"If the poor people knew how rich the rich were, there would be riots on the streets," one famous actor said, referring to data on the huge gap between rich and poor.
What is the best way to measure it?
Most studies of inequality focus on income levels that are widely available.
However, to be rich means not to earn your money overnight, but to accumulate wealth for quite some time.
The rich would probably prefer that we were not aware of their level of well-being, probably in order to avoid the above disturbances. Nevertheless, there are always those who are interested in this topic and seek to find more data on this issue, as well as clearer and more accurate ways of measuring the gap between rich and poor. And although no one needs unrest in the streets, one still needs to realize the level of inequality in society.
And the first thing to do in such a situation is to realize the level of inequality in welfare.
Measuring the gap between rich and poor
As we said, one of the most popular ways to measure inequality is to measure income. This is largely due to the fact that there is more data and it is much easier to get.
Such data is something like a slice at a certain moment, they do not show the whole essence.
On the other hand, wealth is a complex of data that depends not only on current income, but also on accumulations for previous years and previous generations.
By studying the level of inequality in wealth, scientists and politicians receive the most profound and widespread indicators of the gap between the rich and everyone else.
Wealth is also the best indicator of quality of life and opportunity. It determines the ability to invest in education, financial assets, comfort, and secured old age after retirement. Wealth levels also reduce anxiety about possible changes in salary or unforeseen expenses.
If you are a rich enough person, the sudden cost of replacing a broken water heater or paying a medical bill will not be such a shock for you as it might turn out for a poor person.
"The Conservative Hudson Institute in 2017 reported that the richest US households, which is 5% of the total number of households, had 62.5% of all US assets in 2013, compared with 54.1% for 30 years As a result, the wealth of the remaining 95% of households fell from 45.9% to 37.5%.
As a result, the median wealth of high-income families (an average of $ 639,400) was seven times higher than the average income of middle-income households ($ 96,500) in 2013, which is the widest gap in the last 30 years.
Moreover, researchers of the inequality problem Emmanuel Saes and Gabriel Zutzman found that in 2012 the richest 0.01% of households controlled 22% of all wealth, compared to 7% in 1979.
If we take only data on income inequality, you can see a completely different picture. For example, in 2013, the richest 5% of households received only 30% of total income in the United States (compared with the fact that they own almost 63% of all wealth).
The United States is not the only developed country in which wealth inequality has been observed over the past 30 years, but it remains an outcast. The wealth of the richest 5% of households in the United States is almost 91 times greater than the wealth of American middle-income households, which is the widest gap among the 18 most developed countries in the world. In second place after the United States in this regard are the Netherlands.
Will the situation in the US only get worse?
The recently adopted tax cut law will exacerbate this problem.
The main points of the law include doubling the standard deduction for individual taxpayers, reducing the maximum marginal tax rate from 39.6% to 37%, significantly reducing the number of families subject to real estate tax, and reducing the main corporate tax from 35% to 21%.
The main influence will not affect the rich. For example, the poorest 20% of households will have to pay a lower tax of about $ 40 on average, compared with $ 5,420 thousand for those who belong to the 5% of the richest households.
At the same time, the richest 0.1% will save $ 61.920 thousand.
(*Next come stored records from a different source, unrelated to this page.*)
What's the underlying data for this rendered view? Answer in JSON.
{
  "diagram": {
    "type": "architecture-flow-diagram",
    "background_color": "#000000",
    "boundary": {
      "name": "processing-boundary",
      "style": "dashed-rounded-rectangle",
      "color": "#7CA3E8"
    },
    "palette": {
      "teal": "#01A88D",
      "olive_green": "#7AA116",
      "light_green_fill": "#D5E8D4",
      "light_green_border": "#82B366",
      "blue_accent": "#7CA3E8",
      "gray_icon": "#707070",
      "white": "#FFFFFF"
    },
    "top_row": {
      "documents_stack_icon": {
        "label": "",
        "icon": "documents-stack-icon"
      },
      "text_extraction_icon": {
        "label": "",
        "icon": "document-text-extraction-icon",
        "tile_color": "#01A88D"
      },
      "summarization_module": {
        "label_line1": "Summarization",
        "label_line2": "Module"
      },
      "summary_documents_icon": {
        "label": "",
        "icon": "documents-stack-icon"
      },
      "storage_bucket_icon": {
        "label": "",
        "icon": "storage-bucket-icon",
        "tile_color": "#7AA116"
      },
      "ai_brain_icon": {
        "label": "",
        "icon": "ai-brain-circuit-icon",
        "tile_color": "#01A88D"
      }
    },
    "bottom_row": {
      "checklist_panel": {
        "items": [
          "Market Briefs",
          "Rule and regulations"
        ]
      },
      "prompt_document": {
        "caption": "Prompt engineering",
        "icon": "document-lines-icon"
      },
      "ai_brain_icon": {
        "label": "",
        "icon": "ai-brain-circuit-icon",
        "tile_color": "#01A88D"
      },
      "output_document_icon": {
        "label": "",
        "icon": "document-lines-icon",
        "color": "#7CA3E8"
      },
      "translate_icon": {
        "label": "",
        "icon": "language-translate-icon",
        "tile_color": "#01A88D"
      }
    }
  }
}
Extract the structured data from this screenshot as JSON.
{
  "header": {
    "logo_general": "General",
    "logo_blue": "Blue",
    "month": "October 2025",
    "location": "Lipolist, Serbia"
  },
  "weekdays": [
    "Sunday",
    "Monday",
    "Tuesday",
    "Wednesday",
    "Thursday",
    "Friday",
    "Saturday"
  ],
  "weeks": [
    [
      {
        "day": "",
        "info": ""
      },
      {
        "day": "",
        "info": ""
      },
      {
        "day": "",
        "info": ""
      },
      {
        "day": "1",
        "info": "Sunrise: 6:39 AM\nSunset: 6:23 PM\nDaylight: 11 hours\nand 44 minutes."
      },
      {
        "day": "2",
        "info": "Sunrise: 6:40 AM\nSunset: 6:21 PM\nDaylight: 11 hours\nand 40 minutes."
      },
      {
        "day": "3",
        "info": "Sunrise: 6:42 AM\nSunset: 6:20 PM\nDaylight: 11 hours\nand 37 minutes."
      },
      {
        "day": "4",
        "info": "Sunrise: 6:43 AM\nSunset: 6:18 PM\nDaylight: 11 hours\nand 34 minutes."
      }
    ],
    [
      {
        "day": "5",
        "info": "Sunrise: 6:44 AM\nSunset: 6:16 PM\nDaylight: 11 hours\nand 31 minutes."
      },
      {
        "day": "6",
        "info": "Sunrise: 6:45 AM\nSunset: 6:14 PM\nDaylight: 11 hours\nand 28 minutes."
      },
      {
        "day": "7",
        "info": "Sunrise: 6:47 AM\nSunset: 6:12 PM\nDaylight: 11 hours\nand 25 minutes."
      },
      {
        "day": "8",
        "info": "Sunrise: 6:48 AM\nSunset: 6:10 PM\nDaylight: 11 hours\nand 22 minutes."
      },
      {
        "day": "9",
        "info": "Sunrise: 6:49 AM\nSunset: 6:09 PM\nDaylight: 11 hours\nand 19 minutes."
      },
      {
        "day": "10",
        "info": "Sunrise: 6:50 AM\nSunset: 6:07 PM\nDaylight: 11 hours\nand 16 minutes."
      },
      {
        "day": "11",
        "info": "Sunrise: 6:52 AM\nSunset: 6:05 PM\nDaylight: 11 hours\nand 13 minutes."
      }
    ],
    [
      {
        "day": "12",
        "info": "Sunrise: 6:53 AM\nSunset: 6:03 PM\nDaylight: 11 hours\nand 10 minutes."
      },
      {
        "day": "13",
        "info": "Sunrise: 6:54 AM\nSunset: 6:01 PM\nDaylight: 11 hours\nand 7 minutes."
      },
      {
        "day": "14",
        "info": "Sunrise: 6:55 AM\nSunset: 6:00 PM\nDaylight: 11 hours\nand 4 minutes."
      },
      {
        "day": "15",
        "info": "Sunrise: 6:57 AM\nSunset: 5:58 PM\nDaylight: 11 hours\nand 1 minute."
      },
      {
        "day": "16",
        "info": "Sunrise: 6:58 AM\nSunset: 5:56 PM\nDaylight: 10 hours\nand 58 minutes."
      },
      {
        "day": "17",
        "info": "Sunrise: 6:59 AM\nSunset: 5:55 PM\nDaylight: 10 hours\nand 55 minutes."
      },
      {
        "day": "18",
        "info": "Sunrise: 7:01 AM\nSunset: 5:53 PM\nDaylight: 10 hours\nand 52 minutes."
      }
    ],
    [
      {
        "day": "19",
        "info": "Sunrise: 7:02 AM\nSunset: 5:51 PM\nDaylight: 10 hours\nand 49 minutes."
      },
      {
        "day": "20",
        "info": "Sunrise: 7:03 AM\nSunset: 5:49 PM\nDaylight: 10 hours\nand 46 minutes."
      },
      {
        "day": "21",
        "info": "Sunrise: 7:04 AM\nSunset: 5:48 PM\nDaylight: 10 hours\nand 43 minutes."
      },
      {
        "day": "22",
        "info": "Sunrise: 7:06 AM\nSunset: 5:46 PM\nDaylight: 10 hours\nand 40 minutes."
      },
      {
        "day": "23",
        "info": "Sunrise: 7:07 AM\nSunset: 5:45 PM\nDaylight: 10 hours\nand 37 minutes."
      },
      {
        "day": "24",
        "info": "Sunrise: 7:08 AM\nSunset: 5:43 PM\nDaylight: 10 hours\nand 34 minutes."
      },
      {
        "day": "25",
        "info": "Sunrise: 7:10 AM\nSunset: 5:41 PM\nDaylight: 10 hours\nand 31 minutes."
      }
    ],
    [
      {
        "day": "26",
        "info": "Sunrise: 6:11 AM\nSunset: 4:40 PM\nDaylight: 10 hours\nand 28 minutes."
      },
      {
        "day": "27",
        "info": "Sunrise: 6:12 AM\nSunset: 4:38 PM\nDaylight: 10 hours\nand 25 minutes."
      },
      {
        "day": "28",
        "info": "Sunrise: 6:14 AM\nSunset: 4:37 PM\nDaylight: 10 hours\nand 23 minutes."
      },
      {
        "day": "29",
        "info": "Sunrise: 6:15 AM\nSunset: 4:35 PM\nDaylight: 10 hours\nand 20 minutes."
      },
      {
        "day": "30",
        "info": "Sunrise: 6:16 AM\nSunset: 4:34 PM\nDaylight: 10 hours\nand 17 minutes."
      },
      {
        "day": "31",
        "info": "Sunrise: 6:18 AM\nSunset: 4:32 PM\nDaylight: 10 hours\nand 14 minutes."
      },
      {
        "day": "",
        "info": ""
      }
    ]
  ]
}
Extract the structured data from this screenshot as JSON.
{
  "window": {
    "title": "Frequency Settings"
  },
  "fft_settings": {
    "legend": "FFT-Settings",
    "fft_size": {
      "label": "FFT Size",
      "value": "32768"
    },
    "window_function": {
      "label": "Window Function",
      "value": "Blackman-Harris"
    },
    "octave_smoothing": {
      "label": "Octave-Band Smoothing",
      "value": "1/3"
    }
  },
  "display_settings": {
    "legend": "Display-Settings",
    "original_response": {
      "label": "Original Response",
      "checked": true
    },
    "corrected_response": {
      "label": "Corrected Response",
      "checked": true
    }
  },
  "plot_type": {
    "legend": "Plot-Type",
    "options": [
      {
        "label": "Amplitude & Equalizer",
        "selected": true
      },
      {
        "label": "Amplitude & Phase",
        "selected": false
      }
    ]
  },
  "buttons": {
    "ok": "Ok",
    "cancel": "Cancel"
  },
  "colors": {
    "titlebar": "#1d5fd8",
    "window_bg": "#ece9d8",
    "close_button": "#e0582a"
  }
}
By 2025, the income of the richest will grow to $ 152,200 thousand, while all other significant changes will not affect. All cuts will expire by 2026.
Richer taxpayers will benefit from other highlights of the new law. For example, studies show that most of the benefits of lowering business taxes will come from the rich. And the fact that less property will be subject to inheritance tax means an increase in wealth accumulation in different generations.
Proponents of the new tax law argue that it will not affect levels of inequality because the money that the rich save will go to other US households.
However, empirical evidence suggests otherwise. In particular, redirecting more money to the rich through tax cuts will not improve economic growth; on the contrary, it will reduce educational opportunities for poorer Americans and even reduce the life expectancy, which fell for the second year in a row in 2017.
Participants in a 2011 nationwide survey “strongly underestimated” levels of wealth inequality in the United States.
The survey and other studies partially confirmed the second half of his quote, showing that many Americans are concerned about the problem of inequality, and they would prefer it to decline.
Whether the current welfare inequality in the United States will become socially sustainable or will it lead to unrest – this question remains open.